The International Organization for Migration (IOM) says at least 18,000 ethnic Rohingya Muslims have escaped to neighboring Bangladesh in the past week. They fled after a series of coordinated attacks by Rohingya insurgents on security forces in Myanmar's north Rakhine State triggered new fighting with the army.
Amid reports that the security forces have been involved in extrajudicial killings, the burning of villages and attacks on ethnic Rohingya communities, thousands more people have headed toward the Bangladesh border.
In a closed-door U.N. Security Council briefing Wednesday, Ambassador Matthew Rycroft urged all parties to reduce tensions. He also called on Myanmar's de facto leader and Nobel Peace Prize Laureate, Aung San Suu Kyi, to show strong leadership.
"We look to her to set the right tone and to find the compromises and the de-escalation necessary in order to resolve the conflict for the good of all the people in Burma," Rycroft said.

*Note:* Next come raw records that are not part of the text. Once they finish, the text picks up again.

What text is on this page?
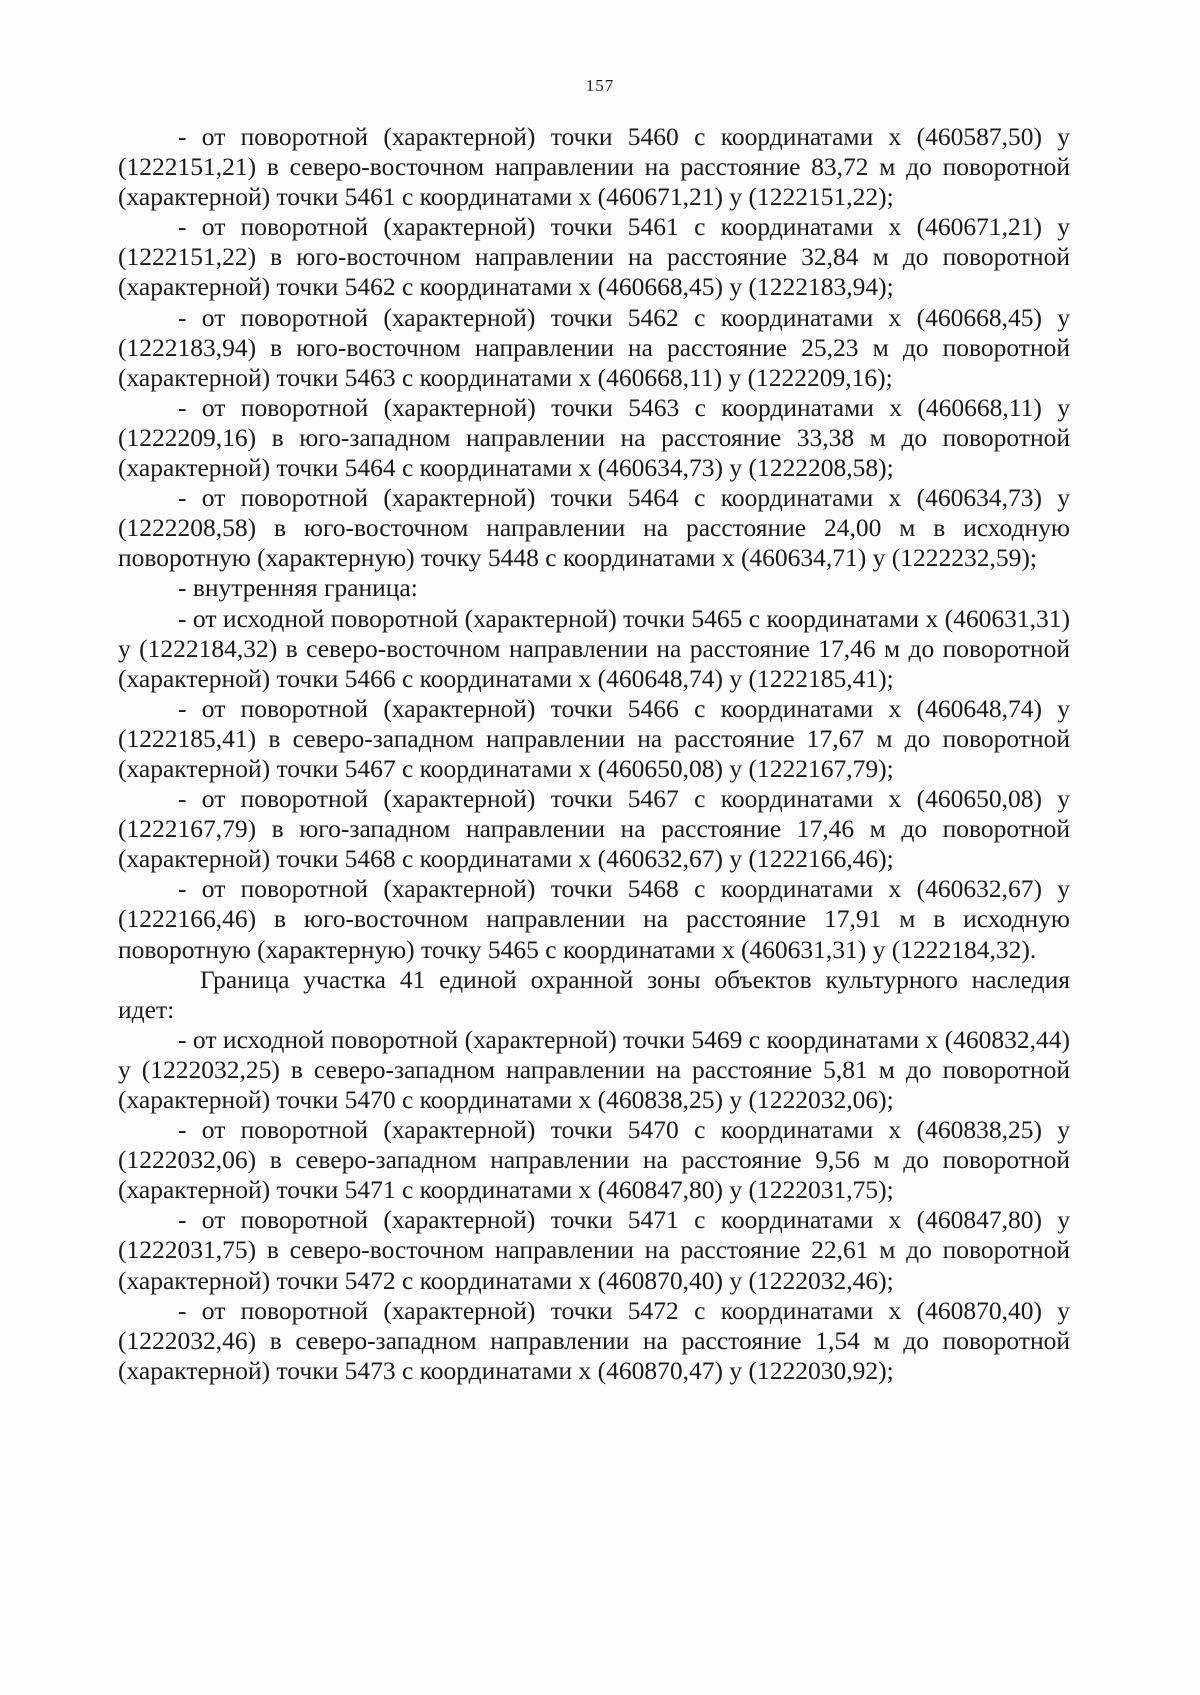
157

- от поворотной (характерной) точки 5460 с координатами x (460587,50) y (1222151,21) в северо-восточном направлении на расстояние 83,72 м до поворотной (характерной) точки 5461 с координатами x (460671,21) y (1222151,22);

- от поворотной (характерной) точки 5461 с координатами x (460671,21) y (1222151,22) в юго-восточном направлении на расстояние 32,84 м до поворотной (характерной) точки 5462 с координатами x (460668,45) y (1222183,94);

- от поворотной (характерной) точки 5462 с координатами x (460668,45) y (1222183,94) в юго-восточном направлении на расстояние 25,23 м до поворотной (характерной) точки 5463 с координатами x (460668,11) y (1222209,16);

- от поворотной (характерной) точки 5463 с координатами x (460668,11) y (1222209,16) в юго-западном направлении на расстояние 33,38 м до поворотной (характерной) точки 5464 с координатами x (460634,73) y (1222208,58);

- от поворотной (характерной) точки 5464 с координатами x (460634,73) y (1222208,58) в юго-восточном направлении на расстояние 24,00 м в исходную поворотную (характерную) точку 5448 с координатами x (460634,71) y (1222232,59);

- внутренняя граница:

- от исходной поворотной (характерной) точки 5465 с координатами x (460631,31) y (1222184,32) в северо-восточном направлении на расстояние 17,46 м до поворотной (характерной) точки 5466 с координатами x (460648,74) y (1222185,41);

- от поворотной (характерной) точки 5466 с координатами x (460648,74) y (1222185,41) в северо-западном направлении на расстояние 17,67 м до поворотной (характерной) точки 5467 с координатами x (460650,08) y (1222167,79);

- от поворотной (характерной) точки 5467 с координатами x (460650,08) y (1222167,79) в юго-западном направлении на расстояние 17,46 м до поворотной (характерной) точки 5468 с координатами x (460632,67) y (1222166,46);

- от поворотной (характерной) точки 5468 с координатами x (460632,67) y (1222166,46) в юго-восточном направлении на расстояние 17,91 м в исходную поворотную (характерную) точку 5465 с координатами x (460631,31) y (1222184,32).

Граница участка 41 единой охранной зоны объектов культурного наследия идет:

- от исходной поворотной (характерной) точки 5469 с координатами x (460832,44) y (1222032,25) в северо-западном направлении на расстояние 5,81 м до поворотной (характерной) точки 5470 с координатами x (460838,25) y (1222032,06);

- от поворотной (характерной) точки 5470 с координатами x (460838,25) y (1222032,06) в северо-западном направлении на расстояние 9,56 м до поворотной (характерной) точки 5471 с координатами x (460847,80) y (1222031,75);

- от поворотной (характерной) точки 5471 с координатами x (460847,80) y (1222031,75) в северо-восточном направлении на расстояние 22,61 м до поворотной (характерной) точки 5472 с координатами x (460870,40) y (1222032,46);

- от поворотной (характерной) точки 5472 с координатами x (460870,40) y (1222032,46) в северо-западном направлении на расстояние 1,54 м до поворотной (характерной) точки 5473 с координатами x (460870,47) y (1222030,92);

Myanmar is also known as Burma.
On Tuesday, U.N. Human Rights Commissioner Zeid Ra'ad al Hussein said the state has a duty to protect all people within its territory without discrimination.
He also expressed concern about unfounded allegations by the government that international aid organizations were complicit in or supported recent attacks on the security forces.
Human Rights Watch U.N. Director Lou Charbonneau said such accusations are dangerous.
"The suggestion that aid workers are at all involved in this violence is irresponsible, unhelpful and it just smells like an excuse to keep aid workers out of an area where people desperately need humanitarian aid; where they have been suffering for a long time," Charbonneau said.
Charbonneau urged the Security Council to speak with one voice to demand that both the government and insurgents stop the violence, end human rights abuses, and carry out investigations of alleged abuses.